Over 50 million Brazilians live in the impoverished northeast, and many receive Bolsa Familia, the benefits program that expanded dramatically under the rule of Lula’s Workers’ Party, or PT.
In Boqueirao, another sun-baked town in the interior of Paraiba state, residents complain about the lack of job opportunities and the Temer government’s plans to shake up the pension system and force Brazilians to retire later.
“If I don’t work, how am I going to retire?” wondered Ilza Silva, a 40-year old mother of three who relies heavily on the Bolsa Familia program. “I would always vote for Lula and Dilma if I could.”
But outside the region, Lula and the PT are far less popular. In local elections in October the party lost control of Sao Paulo, Brazil’s largest city, along with 60 percent of the municipalities it won in the previous elections in 2012.
Analysts from Eurasia Group political consulting firm argue in a research note published on March 9 that even if he does run for office, Lula has little chance of winning, based on his high rejection numbers outside the northeast. A recent poll conducted by Ipsos Public affairs found that 66 percent of respondents either totally or partially disapprove of Lula as a candidate.
“Lula leads in voter intentions in great measure because of name recognition and a relatively loyal base of support that totals 25 to 30 percent of the electorate,” they wrote.
The former president also faces serious legal challenges to running again. If he loses just one of the cases against him he could be barred under Brazil’s ‘clean slate’ law that prohibits anyone convicted in an appeals court from standing for office, according to Eurasia.
Still, just a week after Temer’s visit, this Sunday Lula plans to visit Monteiro to lead his own, unofficial inauguration of the project to divert water from the Sao Francisco river. He can be certain of receiving a warmer welcome than the current president.

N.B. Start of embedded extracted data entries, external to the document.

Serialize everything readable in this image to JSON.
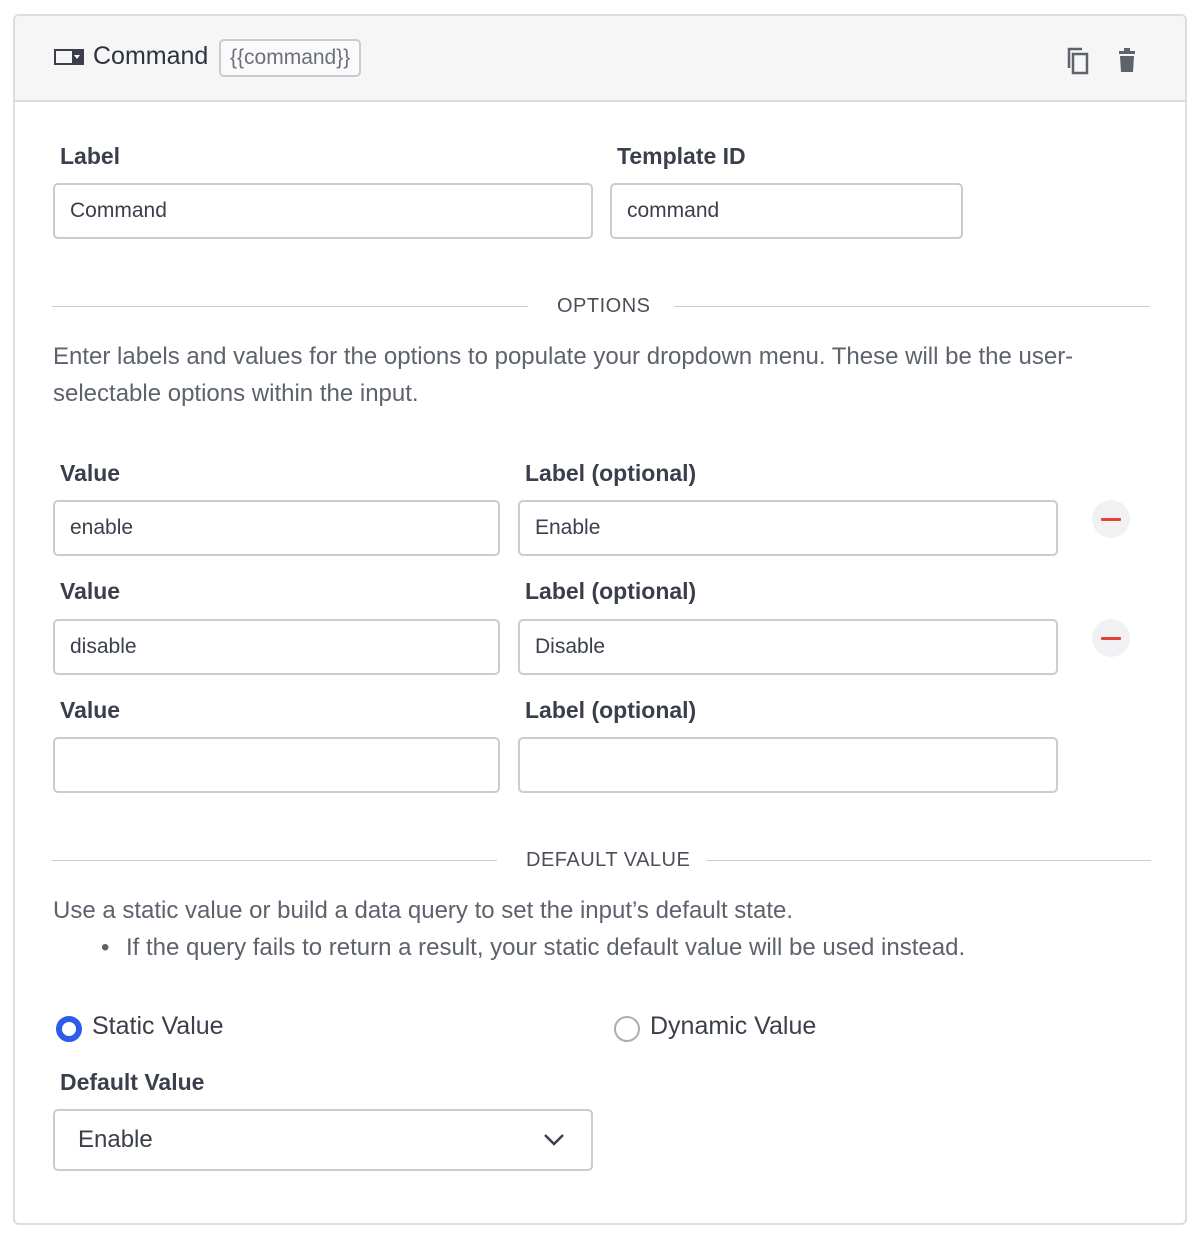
{
  "header": {
    "title": "Command",
    "badge": "{{command}}"
  },
  "fields": {
    "label": {
      "label": "Label",
      "value": "Command"
    },
    "template_id": {
      "label": "Template ID",
      "value": "command"
    }
  },
  "options_section": {
    "title": "OPTIONS",
    "help": "Enter labels and values for the options to populate your dropdown menu. These will be the user-selectable options within the input.",
    "rows": [
      {
        "value_label": "Value",
        "label_label": "Label (optional)",
        "value": "enable",
        "label": "Enable"
      },
      {
        "value_label": "Value",
        "label_label": "Label (optional)",
        "value": "disable",
        "label": "Disable"
      },
      {
        "value_label": "Value",
        "label_label": "Label (optional)",
        "value": "",
        "label": ""
      }
    ]
  },
  "default_section": {
    "title": "DEFAULT VALUE",
    "help": "Use a static value or build a data query to set the input’s default state.",
    "bullet": "If the query fails to return a result, your static default value will be used instead.",
    "radio_static": "Static Value",
    "radio_dynamic": "Dynamic Value",
    "selected": "static",
    "default_label": "Default Value",
    "default_value": "Enable"
  },
  "colors": {
    "accent": "#2f5bea",
    "remove": "#e0443c"
  },
  "icons": {
    "header": "dropdown-input-icon",
    "copy": "copy-icon",
    "delete": "trash-icon",
    "remove": "minus-icon",
    "select": "chevron-down-icon"
  }
}
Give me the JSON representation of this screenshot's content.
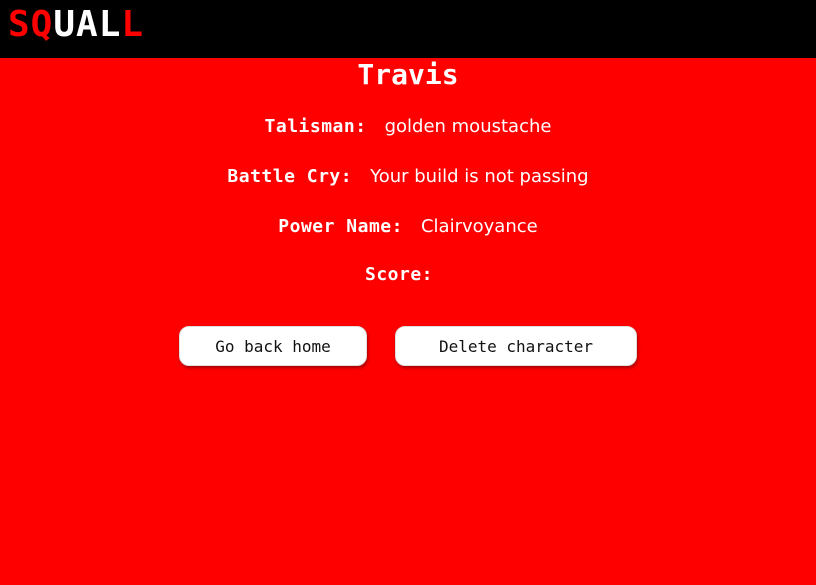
{
  "header": {
    "logo": {
      "part1": "SQ",
      "part2": "UAL",
      "part3": "L"
    }
  },
  "character": {
    "name": "Travis",
    "fields": [
      {
        "label": "Talisman:",
        "value": "golden moustache"
      },
      {
        "label": "Battle Cry:",
        "value": "Your build is not passing"
      },
      {
        "label": "Power Name:",
        "value": "Clairvoyance"
      },
      {
        "label": "Score:",
        "value": ""
      }
    ]
  },
  "actions": {
    "home_label": "Go back home",
    "delete_label": "Delete character"
  },
  "colors": {
    "background": "#fe0000",
    "header": "#000000",
    "text": "#ffffff"
  }
}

Jailed during the military dictatorship, Lula lost three elections before his 2002 victory. He has defied the odds before and may do so again in 2018. But this time around, some analysts believe that the former president himself may decide against another run.
Not so much for the legal questions, Cesar argues, “but for the possibility that Lula realizes he would ruin his image if he enters the race and loses.”